Individual retirement account (IRA) growth depends on many factors. It relies heavily on the amount of money invested and how much risk the investor will assume, which shapes the types of investments included in the account. Making regular contributions to the account also has a dramatic effect on the performance.
How Contributions Affect Growth
One big factor that determines the growth of an IRA is contributions. As of 2021, IRA contributions are limited to $6,000 a year (no change from 2020), or $7,000 ($6,000 + $1,000 catch-up contribution) if you are age 50 or over. If $6,000 is invested annually in an IRA at a return of 5% after 30 years, the account would be worth over $400,000. The fact that the interest can be reinvested and grow tax-free doesn't hurt either.
- IRA growth depends on its underlying investments, how much money is invested, and other factors.
- As of 2021, contributions into traditional and Roth IRAs are limited to $6,000 per year ($7,000 for individuals age 50 or older).
- Investors fund traditional IRAs with pretax dollars and Roth IRAs with post-tax dollars.
- At age 72, traditional IRA owners must take the required minimum distributions.
The Magic of Compounding
Of course, to beat inflation, it is necessary to invest in higher-risk investment vehicles, such as individual equities, index funds, or mutual funds.
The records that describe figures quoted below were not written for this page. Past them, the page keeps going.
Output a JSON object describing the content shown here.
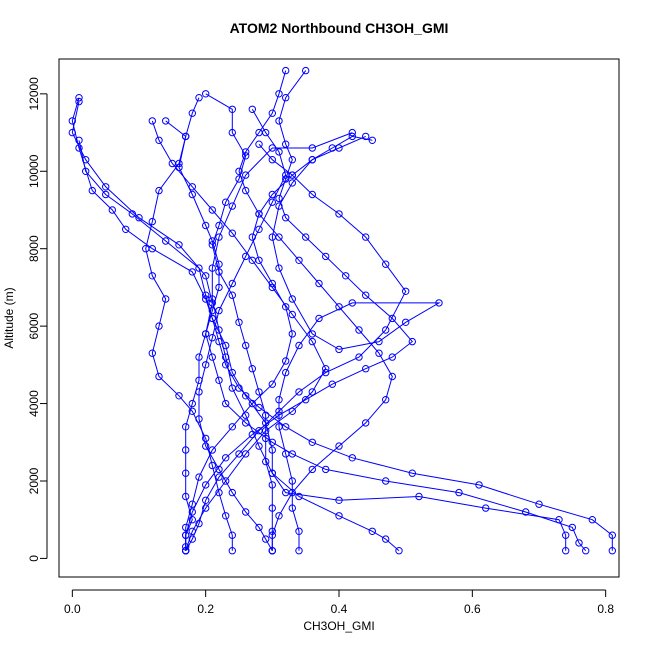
{
  "chart_data": {
    "type": "line",
    "title": "ATOM2 Northbound CH3OH_GMI",
    "xlabel": "CH3OH_GMI",
    "ylabel": "Altitude (m)",
    "xlim": [
      -0.02,
      0.82
    ],
    "ylim": [
      -480,
      12900
    ],
    "x_ticks": [
      0.0,
      0.2,
      0.4,
      0.6,
      0.8
    ],
    "x_tick_labels": [
      "0.0",
      "0.2",
      "0.4",
      "0.6",
      "0.8"
    ],
    "y_ticks": [
      0,
      2000,
      4000,
      6000,
      8000,
      10000,
      12000
    ],
    "y_tick_labels": [
      "0",
      "2000",
      "4000",
      "6000",
      "8000",
      "10000",
      "12000"
    ],
    "grid": false,
    "legend": "none",
    "colors": {
      "series": "#0000ff",
      "axis": "#000000",
      "background": "#ffffff"
    },
    "marker": "open-circle",
    "series": [
      {
        "values": [
          [
            0.17,
            200
          ],
          [
            0.17,
            600
          ],
          [
            0.18,
            1000
          ],
          [
            0.17,
            1600
          ],
          [
            0.17,
            2200
          ],
          [
            0.17,
            2800
          ],
          [
            0.17,
            3400
          ],
          [
            0.18,
            4000
          ],
          [
            0.19,
            4600
          ],
          [
            0.19,
            5200
          ],
          [
            0.2,
            5800
          ],
          [
            0.21,
            6400
          ],
          [
            0.22,
            7000
          ],
          [
            0.22,
            7600
          ],
          [
            0.21,
            8200
          ],
          [
            0.2,
            8600
          ],
          [
            0.18,
            9400
          ],
          [
            0.16,
            10100
          ],
          [
            0.17,
            10900
          ],
          [
            0.14,
            11300
          ]
        ]
      },
      {
        "values": [
          [
            0.3,
            200
          ],
          [
            0.3,
            700
          ],
          [
            0.3,
            1300
          ],
          [
            0.3,
            1900
          ],
          [
            0.29,
            2500
          ],
          [
            0.29,
            3100
          ],
          [
            0.29,
            3700
          ],
          [
            0.28,
            4300
          ],
          [
            0.27,
            4900
          ],
          [
            0.26,
            5500
          ],
          [
            0.25,
            6100
          ],
          [
            0.24,
            6800
          ],
          [
            0.22,
            7400
          ],
          [
            0.21,
            8100
          ],
          [
            0.22,
            8600
          ],
          [
            0.23,
            9200
          ],
          [
            0.25,
            9800
          ],
          [
            0.26,
            10400
          ],
          [
            0.24,
            11000
          ],
          [
            0.24,
            11600
          ],
          [
            0.2,
            12000
          ]
        ]
      },
      {
        "values": [
          [
            0.74,
            200
          ],
          [
            0.74,
            600
          ],
          [
            0.73,
            1000
          ],
          [
            0.62,
            1300
          ],
          [
            0.52,
            1600
          ],
          [
            0.4,
            1500
          ],
          [
            0.32,
            1700
          ],
          [
            0.3,
            2200
          ],
          [
            0.3,
            2800
          ],
          [
            0.29,
            3500
          ],
          [
            0.26,
            4200
          ],
          [
            0.24,
            4800
          ],
          [
            0.23,
            5500
          ],
          [
            0.21,
            6200
          ],
          [
            0.2,
            6700
          ],
          [
            0.18,
            7400
          ],
          [
            0.12,
            8000
          ],
          [
            0.08,
            8500
          ],
          [
            0.06,
            9000
          ],
          [
            0.03,
            9500
          ],
          [
            0.01,
            10600
          ],
          [
            0.0,
            11300
          ],
          [
            0.01,
            11900
          ]
        ]
      },
      {
        "values": [
          [
            0.77,
            200
          ],
          [
            0.76,
            400
          ],
          [
            0.75,
            800
          ],
          [
            0.68,
            1200
          ],
          [
            0.58,
            1700
          ],
          [
            0.47,
            2000
          ],
          [
            0.38,
            2300
          ],
          [
            0.33,
            2700
          ],
          [
            0.3,
            3000
          ],
          [
            0.26,
            3500
          ],
          [
            0.23,
            4000
          ],
          [
            0.22,
            4600
          ],
          [
            0.21,
            5200
          ],
          [
            0.2,
            5800
          ],
          [
            0.21,
            6600
          ],
          [
            0.2,
            7300
          ],
          [
            0.16,
            8100
          ],
          [
            0.1,
            8800
          ],
          [
            0.05,
            9600
          ],
          [
            0.02,
            10300
          ],
          [
            0.0,
            11000
          ],
          [
            0.01,
            11800
          ]
        ]
      },
      {
        "values": [
          [
            0.81,
            200
          ],
          [
            0.81,
            600
          ],
          [
            0.78,
            1000
          ],
          [
            0.7,
            1400
          ],
          [
            0.61,
            1900
          ],
          [
            0.51,
            2200
          ],
          [
            0.42,
            2600
          ],
          [
            0.36,
            3000
          ],
          [
            0.32,
            3400
          ],
          [
            0.28,
            3900
          ],
          [
            0.25,
            4400
          ],
          [
            0.23,
            5000
          ],
          [
            0.22,
            5600
          ],
          [
            0.21,
            6200
          ],
          [
            0.2,
            6800
          ],
          [
            0.19,
            7500
          ],
          [
            0.14,
            8200
          ],
          [
            0.09,
            8900
          ],
          [
            0.05,
            9400
          ],
          [
            0.02,
            10000
          ],
          [
            0.01,
            10800
          ]
        ]
      },
      {
        "values": [
          [
            0.49,
            200
          ],
          [
            0.47,
            500
          ],
          [
            0.45,
            700
          ],
          [
            0.4,
            1100
          ],
          [
            0.34,
            1600
          ],
          [
            0.3,
            2200
          ],
          [
            0.28,
            2900
          ],
          [
            0.26,
            3700
          ],
          [
            0.24,
            4400
          ],
          [
            0.23,
            5200
          ],
          [
            0.22,
            5900
          ],
          [
            0.21,
            6700
          ],
          [
            0.21,
            7500
          ],
          [
            0.22,
            8300
          ],
          [
            0.24,
            9100
          ],
          [
            0.26,
            9900
          ],
          [
            0.3,
            10600
          ],
          [
            0.36,
            10600
          ],
          [
            0.42,
            11000
          ]
        ]
      },
      {
        "values": [
          [
            0.24,
            200
          ],
          [
            0.24,
            600
          ],
          [
            0.23,
            1100
          ],
          [
            0.22,
            1700
          ],
          [
            0.21,
            2400
          ],
          [
            0.2,
            3100
          ],
          [
            0.18,
            3800
          ],
          [
            0.16,
            4200
          ],
          [
            0.13,
            4700
          ],
          [
            0.12,
            5300
          ],
          [
            0.13,
            6000
          ],
          [
            0.14,
            6700
          ],
          [
            0.12,
            7300
          ],
          [
            0.11,
            8000
          ],
          [
            0.12,
            8700
          ],
          [
            0.13,
            9500
          ],
          [
            0.16,
            10200
          ],
          [
            0.17,
            10900
          ],
          [
            0.18,
            11500
          ],
          [
            0.19,
            11900
          ]
        ]
      },
      {
        "values": [
          [
            0.34,
            200
          ],
          [
            0.34,
            700
          ],
          [
            0.33,
            1300
          ],
          [
            0.33,
            2000
          ],
          [
            0.32,
            2700
          ],
          [
            0.31,
            3400
          ],
          [
            0.31,
            4100
          ],
          [
            0.32,
            4800
          ],
          [
            0.34,
            5500
          ],
          [
            0.37,
            6200
          ],
          [
            0.42,
            6600
          ],
          [
            0.55,
            6600
          ],
          [
            0.5,
            6100
          ],
          [
            0.46,
            5600
          ],
          [
            0.4,
            5400
          ],
          [
            0.36,
            5800
          ],
          [
            0.33,
            6700
          ],
          [
            0.31,
            7500
          ],
          [
            0.3,
            8300
          ],
          [
            0.31,
            9100
          ],
          [
            0.33,
            9700
          ],
          [
            0.36,
            10300
          ],
          [
            0.4,
            10600
          ],
          [
            0.44,
            10900
          ]
        ]
      },
      {
        "values": [
          [
            0.17,
            200
          ],
          [
            0.18,
            500
          ],
          [
            0.19,
            900
          ],
          [
            0.2,
            1500
          ],
          [
            0.22,
            2100
          ],
          [
            0.25,
            2700
          ],
          [
            0.28,
            3300
          ],
          [
            0.31,
            3800
          ],
          [
            0.34,
            4300
          ],
          [
            0.38,
            4800
          ],
          [
            0.43,
            5200
          ],
          [
            0.47,
            5900
          ],
          [
            0.5,
            6900
          ],
          [
            0.47,
            7600
          ],
          [
            0.44,
            8300
          ],
          [
            0.4,
            8900
          ],
          [
            0.36,
            9400
          ],
          [
            0.33,
            9900
          ],
          [
            0.3,
            10300
          ],
          [
            0.28,
            10700
          ]
        ]
      },
      {
        "values": [
          [
            0.17,
            300
          ],
          [
            0.17,
            800
          ],
          [
            0.18,
            1400
          ],
          [
            0.19,
            2100
          ],
          [
            0.21,
            2800
          ],
          [
            0.24,
            3400
          ],
          [
            0.27,
            4000
          ],
          [
            0.3,
            4500
          ],
          [
            0.32,
            5100
          ],
          [
            0.33,
            5800
          ],
          [
            0.32,
            6500
          ],
          [
            0.3,
            7100
          ],
          [
            0.28,
            7700
          ],
          [
            0.27,
            8300
          ],
          [
            0.28,
            8900
          ],
          [
            0.3,
            9400
          ],
          [
            0.33,
            9900
          ],
          [
            0.36,
            10300
          ],
          [
            0.39,
            10600
          ],
          [
            0.42,
            10900
          ],
          [
            0.45,
            10800
          ]
        ]
      },
      {
        "values": [
          [
            0.3,
            200
          ],
          [
            0.29,
            500
          ],
          [
            0.28,
            800
          ],
          [
            0.26,
            1200
          ],
          [
            0.24,
            1700
          ],
          [
            0.22,
            2300
          ],
          [
            0.2,
            2900
          ],
          [
            0.19,
            3600
          ],
          [
            0.19,
            4300
          ],
          [
            0.2,
            5000
          ],
          [
            0.21,
            5700
          ],
          [
            0.22,
            6400
          ],
          [
            0.24,
            7100
          ],
          [
            0.26,
            7800
          ],
          [
            0.28,
            8500
          ],
          [
            0.3,
            9200
          ],
          [
            0.32,
            9900
          ],
          [
            0.31,
            10500
          ],
          [
            0.29,
            11000
          ],
          [
            0.27,
            11600
          ]
        ]
      },
      {
        "values": [
          [
            0.17,
            200
          ],
          [
            0.18,
            700
          ],
          [
            0.2,
            1300
          ],
          [
            0.23,
            2000
          ],
          [
            0.26,
            2700
          ],
          [
            0.29,
            3300
          ],
          [
            0.33,
            3800
          ],
          [
            0.36,
            4300
          ],
          [
            0.38,
            4900
          ],
          [
            0.36,
            5600
          ],
          [
            0.33,
            6300
          ],
          [
            0.3,
            7000
          ],
          [
            0.27,
            7700
          ],
          [
            0.24,
            8400
          ],
          [
            0.21,
            9000
          ],
          [
            0.18,
            9600
          ],
          [
            0.15,
            10200
          ],
          [
            0.13,
            10800
          ],
          [
            0.12,
            11300
          ]
        ]
      },
      {
        "values": [
          [
            0.17,
            200
          ],
          [
            0.17,
            600
          ],
          [
            0.18,
            1200
          ],
          [
            0.2,
            1900
          ],
          [
            0.23,
            2600
          ],
          [
            0.27,
            3200
          ],
          [
            0.31,
            3700
          ],
          [
            0.35,
            4100
          ],
          [
            0.39,
            4500
          ],
          [
            0.44,
            4900
          ],
          [
            0.48,
            5200
          ],
          [
            0.51,
            5600
          ],
          [
            0.48,
            6200
          ],
          [
            0.44,
            6800
          ],
          [
            0.41,
            7300
          ],
          [
            0.38,
            7800
          ],
          [
            0.35,
            8300
          ],
          [
            0.32,
            8800
          ],
          [
            0.31,
            9300
          ],
          [
            0.32,
            9800
          ],
          [
            0.33,
            10300
          ],
          [
            0.32,
            10700
          ],
          [
            0.31,
            11300
          ],
          [
            0.32,
            11900
          ],
          [
            0.35,
            12600
          ]
        ]
      },
      {
        "values": [
          [
            0.3,
            200
          ],
          [
            0.3,
            600
          ],
          [
            0.31,
            1100
          ],
          [
            0.33,
            1700
          ],
          [
            0.36,
            2300
          ],
          [
            0.4,
            2900
          ],
          [
            0.44,
            3500
          ],
          [
            0.47,
            4100
          ],
          [
            0.48,
            4700
          ],
          [
            0.46,
            5300
          ],
          [
            0.43,
            5900
          ],
          [
            0.4,
            6500
          ],
          [
            0.37,
            7100
          ],
          [
            0.34,
            7700
          ],
          [
            0.31,
            8300
          ],
          [
            0.28,
            8900
          ],
          [
            0.26,
            9500
          ],
          [
            0.25,
            10000
          ],
          [
            0.26,
            10500
          ],
          [
            0.28,
            11000
          ],
          [
            0.3,
            11500
          ],
          [
            0.31,
            12000
          ],
          [
            0.32,
            12600
          ]
        ]
      }
    ]
  }
}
IRAs can invest in a range of securities offered by various entities: public corporations, general partnerships (GPs), limited partnerships (LPs), limited liability partnerships (LLPs), and limited liability companies (LLCs).
Investments held in IRAs that are related to these entities include stocks, corporate bonds, private equity, and a limited number of derivative products. Not every investment is eligible for an IRA (e.g., antiques or collectibles, life insurance, and personal-use real estate).
Stocks are a popular choice for IRAs because the earnings gained are basically extra contributions to the IRA. Stocks also grow IRAs through dividends and increases in the share price. While no one can predict the future, the annual range of return for stock investments has historically been between 8% and 12%.
For example, by investing $6,000 a year in a stock index fund for 30 years with an average 10% return, you could see your account grow to over $1 million (though be aware of the impact of investment fees). With such great potential to grow funds consistently over time with the magic of compounding, it is clear why stocks are almost always featured in IRA accounts.
Higher-risk investments, such as stocks, help grow IRAs most dramatically. More stable investments, such as bonds, are often included in IRAs for diversification and to balance out the equities' volatility with a stable income.
Roth vs. Traditional IRA
The main difference between the two kinds of IRAs is whether you want to fund your IRA with pre- or post-tax dollars. A traditional IRA is funded with pre-tax dollars. When you retire and access funds in a traditional IRA, you are responsible for paying income tax on the funds. A Roth IRA is funded with after-tax dollars, and any contributions made are not subject to taxes when withdrawn. Contribution limits for Roth and traditional IRAs are the same, and both can be funded up until any age.
If you opt for a traditional IRA, you must take a required minimum distribution (RMD) starting at age 72. As per the IRS, traditional IRA owners must begin taking minimum amounts beginning April 1 of the year following the year they turn 72. Beneficiaries are also subject to the RMD rules if they inherit a traditional IRA. Non-spousal beneficiaries who inherit Roth IRAs are also subject to RMD rules.
Opening an IRA
An IRA can be opened through a financial institution, such as a brokerage, mutual fund company, insurance company, or bank. IRAs can also be opened through online brokerages. The major difference between most IRA providers lies in what they charge for their services.
Just about any wage-earner can set up an IRA. Employers or self-employed individuals who want to establish retirement plans for themselves or their employees often consider simplified employee pension individual retirement accounts (SEP IRA). SEPs have lower costs for setup and maintenance than traditional retirement plans do.
The Bottom Line
Few investment vehicles are as versatile as IRAs. Many options are available for investors to personalize accounts to help reach their financial goals, and thanks to compounding interest, IRAs will continue to grow even if you are unable to fund them every single year.
A valuable tool for investors of any experience level, IRAs offer the flexibility to be hands-on or to leave the choices to the professionals. With so many options for funding IRAs and the probability for high returns, it is no surprise that over 30% of households contribute to either a traditional or Roth IRA.